Le mot Lettner, dérivé du latin (lectoriumlect(o) rinum, lectricum) révèle l’une des fonctions d’un jubé, qui comportait un ambon pour la lecture de l’Évangile. Il s’agissait d’une tribune ou d’un simple séparation – en pierre ou en bois – entre le chœur, réservé aux clercs, et la nef d’une église. Le jubé jouait ainsi le rôle de l’iconostase des églises orthodoxes.

Les jubés ont succédé aux ambons et aux chancels de l’époque romane à partir de la fin du XIIe siècle, dans les églises dont le clergé formait une communauté (chapitre, abbaye…). En Alsace, il en a existé une quarantaine, mais il n’en subsiste qu’une demi-douzaine : celui des Dominicains à Guebwiller, ceux de Saint-Pierre-le-Jeune et le-Vieux ainsi que de Saint-Guillaume (déplacé et réduit) à Strasbourg, à Saverne (déplacé), dans l’église des Franciscains à Colmar, et des vestiges de quelques autres : cathédrale de Strasbourg, le plus large de la chrétienté (Haug, p. 57), Andlau, Rouffach, Vieux-Thann, Wissembourg. Celui de l’église Saint-Georges de Sélestat, érigé en 1489-1490, n’a été détruit qu’à la Révolution (Recht, 152). Le concile de Trente, qui a exigé que le chœur soit visible par les fidèles, est à l’origine de la plupart des suppressions.

La récente découverte (vers 2010) d’un dessin d’Arhardt a permis de constater qu’en 1670, dans l’ancienne église romane de l’abbaye de Saint-Étienne, il existait une cloison à claire-voie, apparemment en bois, avec portes ouvrantes, au bas de l’arc triomphal, qui séparait le carré du transept de la nef dans laquelle se trouvaient les stalles des chanoinesses protestantes et deux autres séparations (en pierre ?) fermaient les bras du transept.

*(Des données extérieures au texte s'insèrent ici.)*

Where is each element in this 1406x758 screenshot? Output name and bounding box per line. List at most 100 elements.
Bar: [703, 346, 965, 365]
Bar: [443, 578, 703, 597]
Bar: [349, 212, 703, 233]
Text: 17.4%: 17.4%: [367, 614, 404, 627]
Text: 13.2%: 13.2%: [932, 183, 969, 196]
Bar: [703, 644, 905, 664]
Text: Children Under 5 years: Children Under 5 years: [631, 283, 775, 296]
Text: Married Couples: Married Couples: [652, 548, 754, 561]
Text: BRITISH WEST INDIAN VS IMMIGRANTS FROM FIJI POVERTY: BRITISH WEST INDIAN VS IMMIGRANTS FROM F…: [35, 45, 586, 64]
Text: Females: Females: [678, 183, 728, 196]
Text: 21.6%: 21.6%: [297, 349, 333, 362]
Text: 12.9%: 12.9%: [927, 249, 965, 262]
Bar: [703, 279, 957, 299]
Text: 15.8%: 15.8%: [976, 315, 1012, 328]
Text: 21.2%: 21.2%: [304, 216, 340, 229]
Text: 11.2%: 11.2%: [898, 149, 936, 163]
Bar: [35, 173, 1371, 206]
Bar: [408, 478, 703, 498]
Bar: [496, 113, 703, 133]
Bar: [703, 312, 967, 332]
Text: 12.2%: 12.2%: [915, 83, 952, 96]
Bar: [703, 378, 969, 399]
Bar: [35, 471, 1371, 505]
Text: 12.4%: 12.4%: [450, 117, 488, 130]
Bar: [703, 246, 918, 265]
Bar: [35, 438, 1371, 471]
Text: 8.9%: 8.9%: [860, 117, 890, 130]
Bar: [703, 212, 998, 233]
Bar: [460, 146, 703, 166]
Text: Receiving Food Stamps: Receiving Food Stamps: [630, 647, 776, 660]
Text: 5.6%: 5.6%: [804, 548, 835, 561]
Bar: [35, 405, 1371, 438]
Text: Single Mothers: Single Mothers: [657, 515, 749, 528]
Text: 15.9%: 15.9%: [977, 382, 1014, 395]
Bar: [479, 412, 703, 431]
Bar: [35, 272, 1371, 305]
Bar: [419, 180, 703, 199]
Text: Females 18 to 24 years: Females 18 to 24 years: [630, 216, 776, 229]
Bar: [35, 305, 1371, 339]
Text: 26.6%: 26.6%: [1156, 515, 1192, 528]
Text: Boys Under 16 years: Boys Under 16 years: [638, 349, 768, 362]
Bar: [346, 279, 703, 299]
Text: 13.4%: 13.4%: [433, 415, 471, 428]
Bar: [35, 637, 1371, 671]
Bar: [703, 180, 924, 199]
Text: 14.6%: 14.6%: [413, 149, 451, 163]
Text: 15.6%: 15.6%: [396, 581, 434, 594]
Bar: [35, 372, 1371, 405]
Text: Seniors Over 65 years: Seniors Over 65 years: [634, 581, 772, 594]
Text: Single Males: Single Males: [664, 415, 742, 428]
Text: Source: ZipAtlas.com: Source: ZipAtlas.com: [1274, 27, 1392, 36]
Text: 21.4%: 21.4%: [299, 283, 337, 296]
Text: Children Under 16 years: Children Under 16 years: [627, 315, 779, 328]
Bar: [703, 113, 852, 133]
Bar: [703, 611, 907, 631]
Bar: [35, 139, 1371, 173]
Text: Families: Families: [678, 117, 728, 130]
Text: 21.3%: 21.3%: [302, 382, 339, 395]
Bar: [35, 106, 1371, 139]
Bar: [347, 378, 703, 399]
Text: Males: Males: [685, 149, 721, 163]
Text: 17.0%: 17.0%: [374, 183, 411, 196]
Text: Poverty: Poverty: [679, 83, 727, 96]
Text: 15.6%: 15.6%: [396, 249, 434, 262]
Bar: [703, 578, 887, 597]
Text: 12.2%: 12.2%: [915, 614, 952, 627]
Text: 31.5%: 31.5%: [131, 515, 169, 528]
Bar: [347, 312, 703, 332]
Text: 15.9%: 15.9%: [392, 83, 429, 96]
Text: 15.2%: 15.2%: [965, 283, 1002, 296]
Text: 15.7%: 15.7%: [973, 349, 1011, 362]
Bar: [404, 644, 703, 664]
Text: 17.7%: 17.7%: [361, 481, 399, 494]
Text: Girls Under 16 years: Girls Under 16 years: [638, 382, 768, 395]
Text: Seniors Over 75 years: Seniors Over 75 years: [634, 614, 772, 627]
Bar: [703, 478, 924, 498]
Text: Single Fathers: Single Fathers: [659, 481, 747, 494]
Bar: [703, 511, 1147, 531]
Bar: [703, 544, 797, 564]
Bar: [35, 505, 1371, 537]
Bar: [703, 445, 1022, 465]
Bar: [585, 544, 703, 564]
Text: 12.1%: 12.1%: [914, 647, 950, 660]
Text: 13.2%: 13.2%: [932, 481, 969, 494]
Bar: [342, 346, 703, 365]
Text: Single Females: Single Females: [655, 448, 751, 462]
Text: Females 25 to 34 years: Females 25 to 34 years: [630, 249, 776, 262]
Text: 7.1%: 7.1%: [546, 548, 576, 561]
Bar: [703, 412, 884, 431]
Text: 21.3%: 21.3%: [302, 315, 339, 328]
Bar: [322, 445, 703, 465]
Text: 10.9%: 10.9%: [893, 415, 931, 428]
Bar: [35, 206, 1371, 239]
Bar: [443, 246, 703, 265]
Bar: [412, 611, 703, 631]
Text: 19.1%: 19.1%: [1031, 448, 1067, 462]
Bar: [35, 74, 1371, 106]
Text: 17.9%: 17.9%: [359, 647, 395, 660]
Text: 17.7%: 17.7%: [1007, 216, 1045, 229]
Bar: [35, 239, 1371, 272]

Dans les chartreuses, le jubé sépare le chœur des pères de celui des frères. Il en allait ainsi à celle de Molsheim, dont l’église a été démolie, mais il subsiste à celle d’Ittingen (Suisse), construite sur le même plan. Chez les Cisterciens, une clôture séparait également les frères lais des moines de chœur.

Il arrive que le terme soit employé improprement pour désigner une tribune d’orgue. Il est vrai que, sur le jubé de Saint-Pierre-le-Jeune et de Saint-Guillaume, quelques siècles après leur construction, des orgues Silbermann ont été installées.

Bibliographie

HAUG (Hans), « Les œuvres de miséricorde du jubé de la cathédrale de Strasbourg », Archives Alsaciennes d’Histoire de l’Art, 1931, p. 99-122.

HAUG (Hans), L’art en Alsace, Paris, 1962.

RIEGER (Théodore), Jubés, EA, vol. 7, p. 4353-4354.

RECHT (Roland), L’Alsace gothique de 1300 à 1365, Colmar, 1974, p. 152.

SCHLAEFLI (Louis), « Un dessin inconnu de Jean-Jacques Arhardt : L’intérieur de l’église Saint-Étienne de Strasbourg en 1670 », CAAAH LIX (2016), p. 117-122.